Mar. 22 2012 12:39 AM
Carola from Bed-Stuy, Brooklyn

My father always used to chide us for saying "hopefully" but my feeling about it is that there's no real colloquial alternative - it seems overly pedantic to say "one hopes" or "it is to be hoped," etc. So why not?

Mar. 21 2012 01:58 PM
Michael from Matawan

How did this awful confusion between "its" and "it's" enter mainstream American English? Lastest example is an email from Toyota that I received this morning with subject line: "Your new electric Prius is on it's way to you."

Mar. 21 2012 01:49 PM
Bonn from East Village

"I find it horrifying that people don't know how to use quotations or understand grammar," she said incredulously. "Where did they (not) learn English?"

Mar. 21 2012 01:48 PM
Michael from Green Wood Heights, Brooklyn

The recitation of numbers is a bit of a pet peave for me. Often people, even broadcasters, will say, "Two thousand and ten" for 2010. Isn't this wrong? Shouldn't the "and" always be placed at a decimal point, an in "Two thousand ten dollars and 2wenty-five cents?"

Mar. 21 2012 01:47 PM
Meredith from NJ

Why do people now use "I" so often incorrectly?
I used to be corrected by my mother to say "Maureen and I" when trying to use a plural subject.
Now I hear people saying Maureen and I when they really mean "Maureen and Me" to the point that they even use "Maureen and I's" as a plural possessive instead of "our"
I have even heard this on TV and it makes me want to faint in disbelief.

Mar. 21 2012 01:41 PM
Mark from NJ

Your word mave used "opaque-ness" instead of "opacity"?

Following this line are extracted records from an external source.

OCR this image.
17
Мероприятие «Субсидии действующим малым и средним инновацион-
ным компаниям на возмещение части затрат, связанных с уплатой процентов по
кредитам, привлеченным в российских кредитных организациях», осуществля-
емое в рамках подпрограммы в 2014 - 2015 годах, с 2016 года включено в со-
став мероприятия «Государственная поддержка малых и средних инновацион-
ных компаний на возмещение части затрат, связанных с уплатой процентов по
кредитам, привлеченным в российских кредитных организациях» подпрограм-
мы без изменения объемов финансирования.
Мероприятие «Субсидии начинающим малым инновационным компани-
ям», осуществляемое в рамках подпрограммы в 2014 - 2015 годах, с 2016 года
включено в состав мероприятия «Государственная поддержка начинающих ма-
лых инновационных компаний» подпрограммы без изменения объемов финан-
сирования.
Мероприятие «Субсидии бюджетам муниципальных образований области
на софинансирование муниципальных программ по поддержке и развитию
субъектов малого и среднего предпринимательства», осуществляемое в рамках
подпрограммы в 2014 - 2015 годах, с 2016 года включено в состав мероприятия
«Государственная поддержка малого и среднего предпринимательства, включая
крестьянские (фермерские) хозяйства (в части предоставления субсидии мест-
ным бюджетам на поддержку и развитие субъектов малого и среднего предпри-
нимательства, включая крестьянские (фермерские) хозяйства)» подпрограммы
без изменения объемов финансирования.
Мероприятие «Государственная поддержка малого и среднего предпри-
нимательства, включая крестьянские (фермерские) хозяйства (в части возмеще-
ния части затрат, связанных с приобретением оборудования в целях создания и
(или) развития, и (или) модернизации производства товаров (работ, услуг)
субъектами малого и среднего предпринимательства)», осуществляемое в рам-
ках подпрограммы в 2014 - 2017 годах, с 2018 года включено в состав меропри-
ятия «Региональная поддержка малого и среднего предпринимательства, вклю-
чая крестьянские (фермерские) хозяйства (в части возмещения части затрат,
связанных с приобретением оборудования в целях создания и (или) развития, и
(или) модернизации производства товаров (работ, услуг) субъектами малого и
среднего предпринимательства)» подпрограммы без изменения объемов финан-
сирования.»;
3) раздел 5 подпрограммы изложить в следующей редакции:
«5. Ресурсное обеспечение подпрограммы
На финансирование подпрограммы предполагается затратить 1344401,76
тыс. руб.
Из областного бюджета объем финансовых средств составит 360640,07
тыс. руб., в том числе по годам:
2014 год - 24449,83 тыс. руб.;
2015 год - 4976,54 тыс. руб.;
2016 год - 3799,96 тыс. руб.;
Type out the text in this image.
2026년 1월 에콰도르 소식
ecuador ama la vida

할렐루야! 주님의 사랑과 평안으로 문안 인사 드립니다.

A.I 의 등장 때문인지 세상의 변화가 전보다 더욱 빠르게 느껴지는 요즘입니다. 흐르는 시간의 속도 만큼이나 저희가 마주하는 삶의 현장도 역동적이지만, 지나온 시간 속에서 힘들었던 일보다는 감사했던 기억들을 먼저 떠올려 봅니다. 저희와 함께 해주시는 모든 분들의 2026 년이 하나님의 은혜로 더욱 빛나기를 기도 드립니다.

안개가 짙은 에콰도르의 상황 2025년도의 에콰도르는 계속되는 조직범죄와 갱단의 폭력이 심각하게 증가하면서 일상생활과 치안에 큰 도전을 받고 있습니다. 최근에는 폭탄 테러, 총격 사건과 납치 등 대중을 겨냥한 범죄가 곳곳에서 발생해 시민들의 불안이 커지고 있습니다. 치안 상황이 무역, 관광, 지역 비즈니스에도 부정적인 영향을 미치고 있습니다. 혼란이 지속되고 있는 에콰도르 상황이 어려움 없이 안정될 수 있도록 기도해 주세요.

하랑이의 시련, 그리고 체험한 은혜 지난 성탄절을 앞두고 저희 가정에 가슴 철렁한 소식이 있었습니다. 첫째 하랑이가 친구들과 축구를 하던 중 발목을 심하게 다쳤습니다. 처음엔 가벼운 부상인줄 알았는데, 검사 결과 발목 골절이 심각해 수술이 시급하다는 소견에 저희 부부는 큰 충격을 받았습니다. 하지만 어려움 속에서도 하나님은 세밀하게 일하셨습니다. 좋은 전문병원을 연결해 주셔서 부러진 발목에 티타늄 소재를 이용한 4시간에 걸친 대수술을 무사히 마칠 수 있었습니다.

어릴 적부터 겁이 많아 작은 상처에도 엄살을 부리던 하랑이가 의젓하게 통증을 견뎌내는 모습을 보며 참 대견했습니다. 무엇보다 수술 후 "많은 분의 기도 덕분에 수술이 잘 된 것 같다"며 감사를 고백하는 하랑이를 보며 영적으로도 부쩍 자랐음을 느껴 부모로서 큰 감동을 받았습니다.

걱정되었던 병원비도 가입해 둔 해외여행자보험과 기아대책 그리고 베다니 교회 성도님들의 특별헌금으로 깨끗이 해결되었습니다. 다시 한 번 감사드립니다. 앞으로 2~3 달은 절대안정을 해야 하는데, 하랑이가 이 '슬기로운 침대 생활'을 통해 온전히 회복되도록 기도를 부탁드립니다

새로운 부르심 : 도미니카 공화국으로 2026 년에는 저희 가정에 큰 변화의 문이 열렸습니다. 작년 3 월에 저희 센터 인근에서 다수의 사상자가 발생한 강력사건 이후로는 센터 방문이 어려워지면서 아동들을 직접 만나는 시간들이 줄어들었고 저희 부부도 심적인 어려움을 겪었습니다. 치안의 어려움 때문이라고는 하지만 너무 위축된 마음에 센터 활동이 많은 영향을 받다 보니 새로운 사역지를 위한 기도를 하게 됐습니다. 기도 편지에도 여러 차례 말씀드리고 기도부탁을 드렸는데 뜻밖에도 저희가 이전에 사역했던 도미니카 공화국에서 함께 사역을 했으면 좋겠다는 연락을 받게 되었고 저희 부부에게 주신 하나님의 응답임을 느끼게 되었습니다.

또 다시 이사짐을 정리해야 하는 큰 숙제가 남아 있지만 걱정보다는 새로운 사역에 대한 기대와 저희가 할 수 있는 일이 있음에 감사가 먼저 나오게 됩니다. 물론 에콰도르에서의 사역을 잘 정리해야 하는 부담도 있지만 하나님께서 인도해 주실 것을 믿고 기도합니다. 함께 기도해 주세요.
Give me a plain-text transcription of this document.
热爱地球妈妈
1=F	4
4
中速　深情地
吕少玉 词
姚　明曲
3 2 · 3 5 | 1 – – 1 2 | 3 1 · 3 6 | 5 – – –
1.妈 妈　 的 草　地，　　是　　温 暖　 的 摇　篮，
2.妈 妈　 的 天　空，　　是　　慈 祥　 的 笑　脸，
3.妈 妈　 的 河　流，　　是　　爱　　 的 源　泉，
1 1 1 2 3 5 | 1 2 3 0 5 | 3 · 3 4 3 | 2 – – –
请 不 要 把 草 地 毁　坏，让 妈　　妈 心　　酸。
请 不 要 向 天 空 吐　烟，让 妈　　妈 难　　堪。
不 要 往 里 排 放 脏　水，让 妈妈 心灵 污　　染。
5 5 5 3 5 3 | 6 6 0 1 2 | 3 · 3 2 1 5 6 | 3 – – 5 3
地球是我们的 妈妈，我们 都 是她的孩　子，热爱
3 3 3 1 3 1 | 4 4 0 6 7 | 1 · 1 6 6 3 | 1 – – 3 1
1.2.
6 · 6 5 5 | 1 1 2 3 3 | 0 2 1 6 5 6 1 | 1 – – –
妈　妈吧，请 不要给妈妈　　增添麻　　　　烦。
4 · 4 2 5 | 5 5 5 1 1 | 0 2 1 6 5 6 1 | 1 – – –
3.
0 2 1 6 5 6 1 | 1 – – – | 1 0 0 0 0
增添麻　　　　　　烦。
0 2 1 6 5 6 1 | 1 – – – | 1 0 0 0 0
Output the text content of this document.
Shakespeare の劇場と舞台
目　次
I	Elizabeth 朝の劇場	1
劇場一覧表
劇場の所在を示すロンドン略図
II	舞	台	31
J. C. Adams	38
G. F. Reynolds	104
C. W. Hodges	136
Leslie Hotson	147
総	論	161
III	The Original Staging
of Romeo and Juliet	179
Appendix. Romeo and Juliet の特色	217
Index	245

(Question mark outside of the quote mark)

Mar. 21 2012 01:40 PM
Missy Fabel from Chappaqua, NY

Love the linguistics...often wondered about "over" versus "more than."
Worked for a women in PR ten years ago, who always had us write "more than" instead of over to mean a greater value. He was more than six feet tall, versus he was over six feet tall. It seems that both are now accepted as correct. Is that true?

Mar. 21 2012 01:39 PM
Mike from Inwood

The first musical version of "Three Litle Words" is Ella Fitzgerald. Does anyone know what male sings the second version that starts with a guitar?

Mar. 21 2012 01:38 PM
Alison C Bernsohn from upper west side

Pet peeve: ubiquitous misuse of the words "less" and "fewer." An example
one hears and see in advertisements constantly is "Less ads, more entertainment."

Mar. 21 2012 01:37 PM
ann from Westchester

What do you do if someone is "saying" the quote that end with a question mark, e.g. in a novel, "Did she go to the movies too?' asked Mary.

Is the above correct?

Mar. 21 2012 01:36 PM
Frank Grimaldi from East Village

I've been noticing for awhile that young people always say "Thank you so much," for things as mundane as a store clerk returning change for a purhase. It used to be that "so much" was used when someone did something really special but that seems to no longer hold true. Am I the only person to pick up on this?

Mar. 21 2012 01:35 PM
Steve from Inwood

Re: parking signs... a normal person would also read signs like "no standing" in a particular way... hence my first ticket when I moved to NYC.

Mar. 21 2012 01:32 PM
Jeremy from Harlem from Austin

Care to comment on the rise of the incorrect use of the conditional, as in "If I would have done (something)," rather than "If I had done (something), then x would have happened," etcetera?

Mar. 21 2012 01:28 PM

The phrase "one of the only" seems to be spreading like a plague. Doesn't "only" mean that there's just one? Either you mean "the only" or "one of the few."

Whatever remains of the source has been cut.